Towards the end of the movie, you see the head of ‘Fight Club’ (Tyler I think they called him) in an interrogation room talking to police officers. When the senior cop leaves the room, it turns out that the other cops are part of ‘Fight Club’ (or at least Project Mayhem), and for reasons, which I can not decipher, they want to kill Tyler?
Can someone explain this to me? I am sure it is obvious, but I have only seen the movie once, so I probably missed something.
Remember when the police chief pledged to root out the gang responsible for all the vandalism, and they attacked him in the men’s room? Tyler threatened to castrate him if he pursued the issue.
Apparently (had to hit “mute” for a few minutes during this episode), Tyler told his henchmen that anyone who exposed Fight Club should have his balls cut off. He also told them that if he snitched, he would tell them that he was rescinding the order, and not to listen to him.
“You are loyal and trusted members of the sisterhood. Your furrowed brows are intent upon sewing, and the lust for bare-knuckled hand-stitching action pumps through your veins.”
I had to share this–one of the funnier things I’ve read lately. All hail The Onion!
They weren’t trying to kill him. They were going to castrate him.
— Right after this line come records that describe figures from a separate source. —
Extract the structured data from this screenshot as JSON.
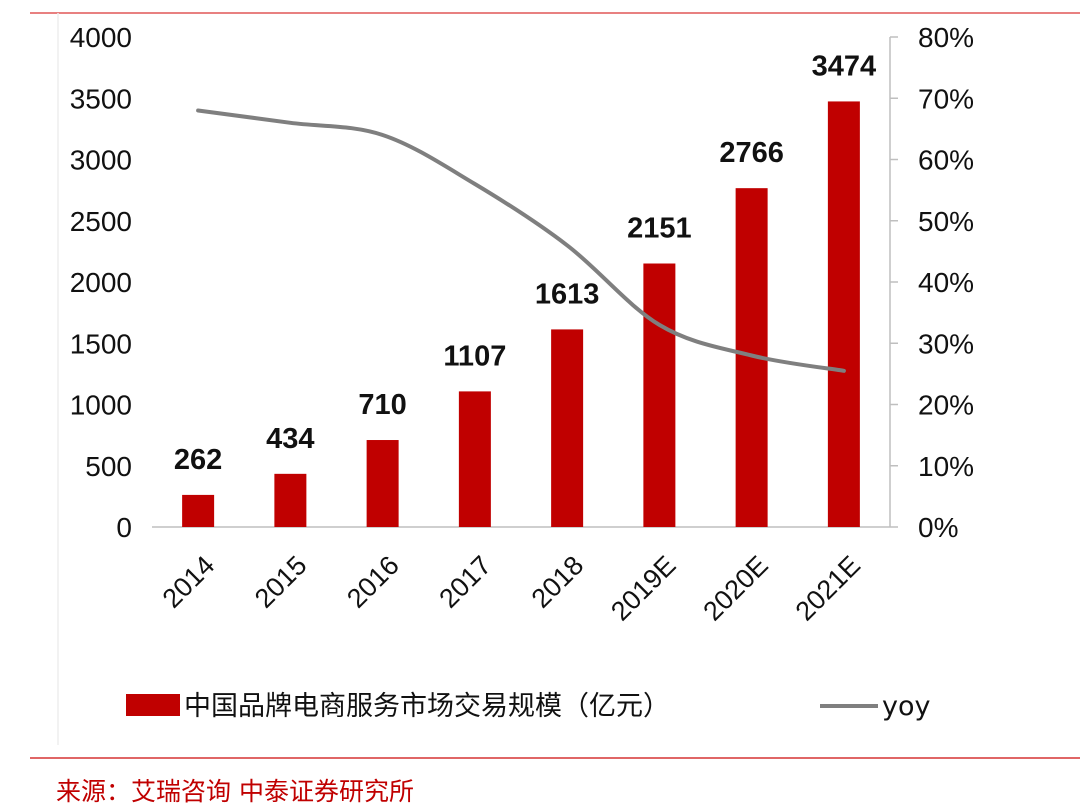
{
  "chart_data": {
    "type": "bar",
    "categories": [
      "2014",
      "2015",
      "2016",
      "2017",
      "2018",
      "2019E",
      "2020E",
      "2021E"
    ],
    "series": [
      {
        "name": "中国品牌电商服务市场交易规模（亿元）",
        "type": "bar",
        "axis": "left",
        "color": "#c00000",
        "values": [
          262,
          434,
          710,
          1107,
          1613,
          2151,
          2766,
          3474
        ],
        "data_labels": [
          "262",
          "434",
          "710",
          "1107",
          "1613",
          "2151",
          "2766",
          "3474"
        ]
      },
      {
        "name": "yoy",
        "type": "line",
        "axis": "right",
        "color": "#7f7f7f",
        "values": [
          0.68,
          0.66,
          0.64,
          0.56,
          0.46,
          0.33,
          0.28,
          0.255
        ]
      }
    ],
    "y_left": {
      "ylim": [
        0,
        4000
      ],
      "ticks": [
        "0",
        "500",
        "1000",
        "1500",
        "2000",
        "2500",
        "3000",
        "3500",
        "4000"
      ]
    },
    "y_right": {
      "ylim": [
        0,
        0.8
      ],
      "ticks": [
        "0%",
        "10%",
        "20%",
        "30%",
        "40%",
        "50%",
        "60%",
        "70%",
        "80%"
      ]
    },
    "x_tick_rotation_deg": -45,
    "grid": false,
    "legend": "bottom",
    "title": "",
    "xlabel": "",
    "ylabel": ""
  },
  "legend": {
    "bar_label": "中国品牌电商服务市场交易规模（亿元）",
    "line_label": "yoy"
  },
  "source": "来源：艾瑞咨询 中泰证券研究所",
  "colors": {
    "bar": "#c00000",
    "line": "#7f7f7f",
    "rule": "#e06666",
    "source_text": "#c00000"
  }
}
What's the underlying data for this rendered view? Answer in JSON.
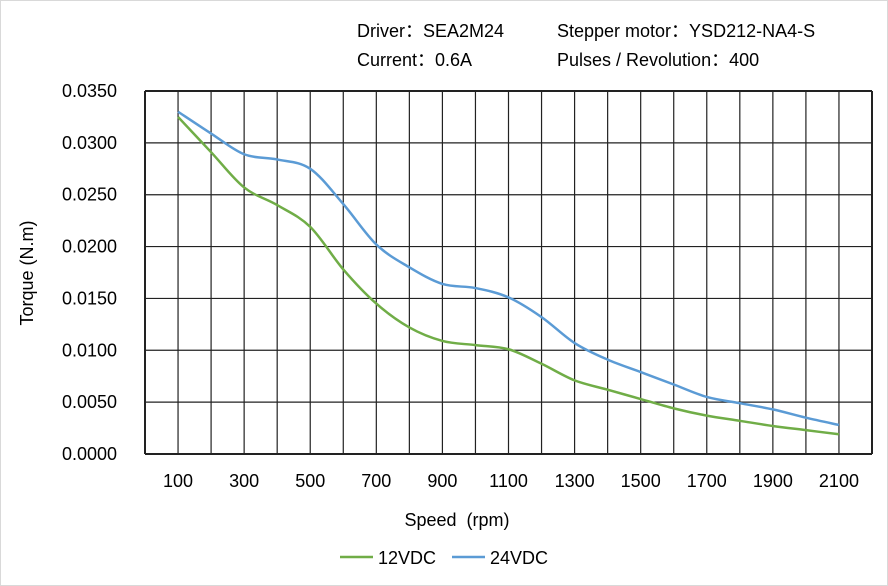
{
  "header": {
    "driver": "Driver：SEA2M24",
    "motor": "Stepper motor：YSD212-NA4-S",
    "current": "Current：0.6A",
    "pulses": "Pulses / Revolution：400"
  },
  "chart_data": {
    "type": "line",
    "title": "",
    "xlabel": "Speed  (rpm)",
    "ylabel": "Torque (N.m)",
    "x": [
      100,
      200,
      300,
      400,
      500,
      600,
      700,
      800,
      900,
      1000,
      1100,
      1200,
      1300,
      1400,
      1500,
      1600,
      1700,
      1800,
      1900,
      2000,
      2100
    ],
    "xlim": [
      0,
      2200
    ],
    "ylim": [
      0,
      0.035
    ],
    "xticks": [
      "100",
      "300",
      "500",
      "700",
      "900",
      "1100",
      "1300",
      "1500",
      "1700",
      "1900",
      "2100"
    ],
    "xtick_values": [
      100,
      300,
      500,
      700,
      900,
      1100,
      1300,
      1500,
      1700,
      1900,
      2100
    ],
    "yticks": [
      "0.0000",
      "0.0050",
      "0.0100",
      "0.0150",
      "0.0200",
      "0.0250",
      "0.0300",
      "0.0350"
    ],
    "ytick_values": [
      0,
      0.005,
      0.01,
      0.015,
      0.02,
      0.025,
      0.03,
      0.035
    ],
    "grid": true,
    "legend_position": "bottom",
    "series": [
      {
        "name": "12VDC",
        "color": "#70ad47",
        "values": [
          0.0325,
          0.0291,
          0.0257,
          0.024,
          0.0219,
          0.0178,
          0.0145,
          0.0122,
          0.0109,
          0.0105,
          0.0101,
          0.0087,
          0.0071,
          0.0062,
          0.0053,
          0.0044,
          0.0037,
          0.0032,
          0.0027,
          0.0023,
          0.0019
        ]
      },
      {
        "name": "24VDC",
        "color": "#5b9bd5",
        "values": [
          0.033,
          0.0309,
          0.0289,
          0.0284,
          0.0275,
          0.0241,
          0.0202,
          0.018,
          0.0164,
          0.016,
          0.0151,
          0.0132,
          0.0107,
          0.0091,
          0.0079,
          0.0067,
          0.0055,
          0.0049,
          0.0043,
          0.0035,
          0.0028
        ]
      }
    ]
  }
}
Remember that Tyler and Edward Norton’s character were the same person. As Tyler, he knew about his other personality, but the other personality (EN) didn’t know about Tyler and thought he was a separate person completely. AerynSun left that part of it out. So when Tyler gave the order to castrate anyone who tried to stop project mayhem, he knew that as Ed Norton he might try to stop it himself, in which case he would figure that EN would finally figure out the truth and try to stop them by rescinding the order. Tyler was psycho and felt it was important enough to cut his own balls off for it, and the other project mayhem members thought he was great for making that sacrifice of himself for the project.
Phew, and I only saw the movie once. I gotta watch it again.
I’m impressed, one-time viewers. Anyone have a theory as to why shooting himself through the mouth killed his Tyler personality? I can only assume it was some sort of Phineas Gage thing.
Well I did a search for “fight club” and nothing turned up. I found several movie related threads, but none specifically for fight club. I don’t feel like searching through all those threads to see if this was already covered.
As to jumblemind’s question: He tricked his mind into thinking that he shot (and killed) Tyler. In order for that to work, he had to shoot himself. I think when he actually shot himself he planned on killing himself, but fucked up and managed to live. Since the intent was there, and he believed he was going to die (and subsequently believed that he killed himself), the Tyler part of his brain died from the gunshot wound, while the original was still alive since he only shot himself through his cheek. Weird, but I guess it kind of makes sense, since in his mind he was shooting Tyler, not himself.
Cheers, c_goat, to the search criticism. That function is completely useless for specific questions (ie, most every time it is suggested to me).
I’d never thought of the “tricking himeself” angle, but it does kind of make sense. I think he actually shot himself all the way through the head (hence Tyler’s wound) but was so used to living with physical afflictions that it didn’t kill him like it should’ve.
I don’t. Where the hell did you get those threads? I did a bunch of different searches, by title, by post, by everything for the past 30 days (max allowed in a search) and neither of those other two threads appeared.
It’s my belief that Jack/Narrator/Tyler shooting himself is a point in the film that is left for the viewer to interpret in his own manner. What I got from it was that Jack/Narrator/Tyler shot himself and that this is his “death rattle”: finally knowing peace. His last breath of life is his grasp at a perfect ending, but notice the fact that the film warps and and blurs just as when Tyler rants, and then you get a big ole’ dick. He can’t force Tyler from his mind, because he and Tyler are one, in life and in death.
That’s how I wish to interpret it, so your mileage may vary.
BTW the book has a completely different ending, and to me it sort of lessons the impact of the entire story, but that’s a whole 'nother kettle of fish.
I thought the “big ole’ dick” was just to be funny since earlier in the movie when Tyler is working at the movie theater he does that to a family movie. I never thought of it as the narrator creating the movie in his head… hmmm…
As far as why shooting himself worked to rid himself of the Tyler Durden persona:
[mucho paraphrasing] during the movie, one of the characters, or the narrator, suggests that self improvement is masturbation, while self destruction is the path to freedom[/mucho paraphrasing]
Not necessarily physical self destruction, (though there was plenty of that), but rather destruction of the idea of what one’s self was or should be. When he got to the point of shooting himself, Edward Nortons character had finally got to the point where all his fears were gone, where death was accepted and no longer avoided. Using the extreme method of shooting himself, he crossed the threshold to where he could finally be totally alive and fearless. He attained the fearlessness that he had previously assigned in a vicarious fashion to the Tyler Durden persona.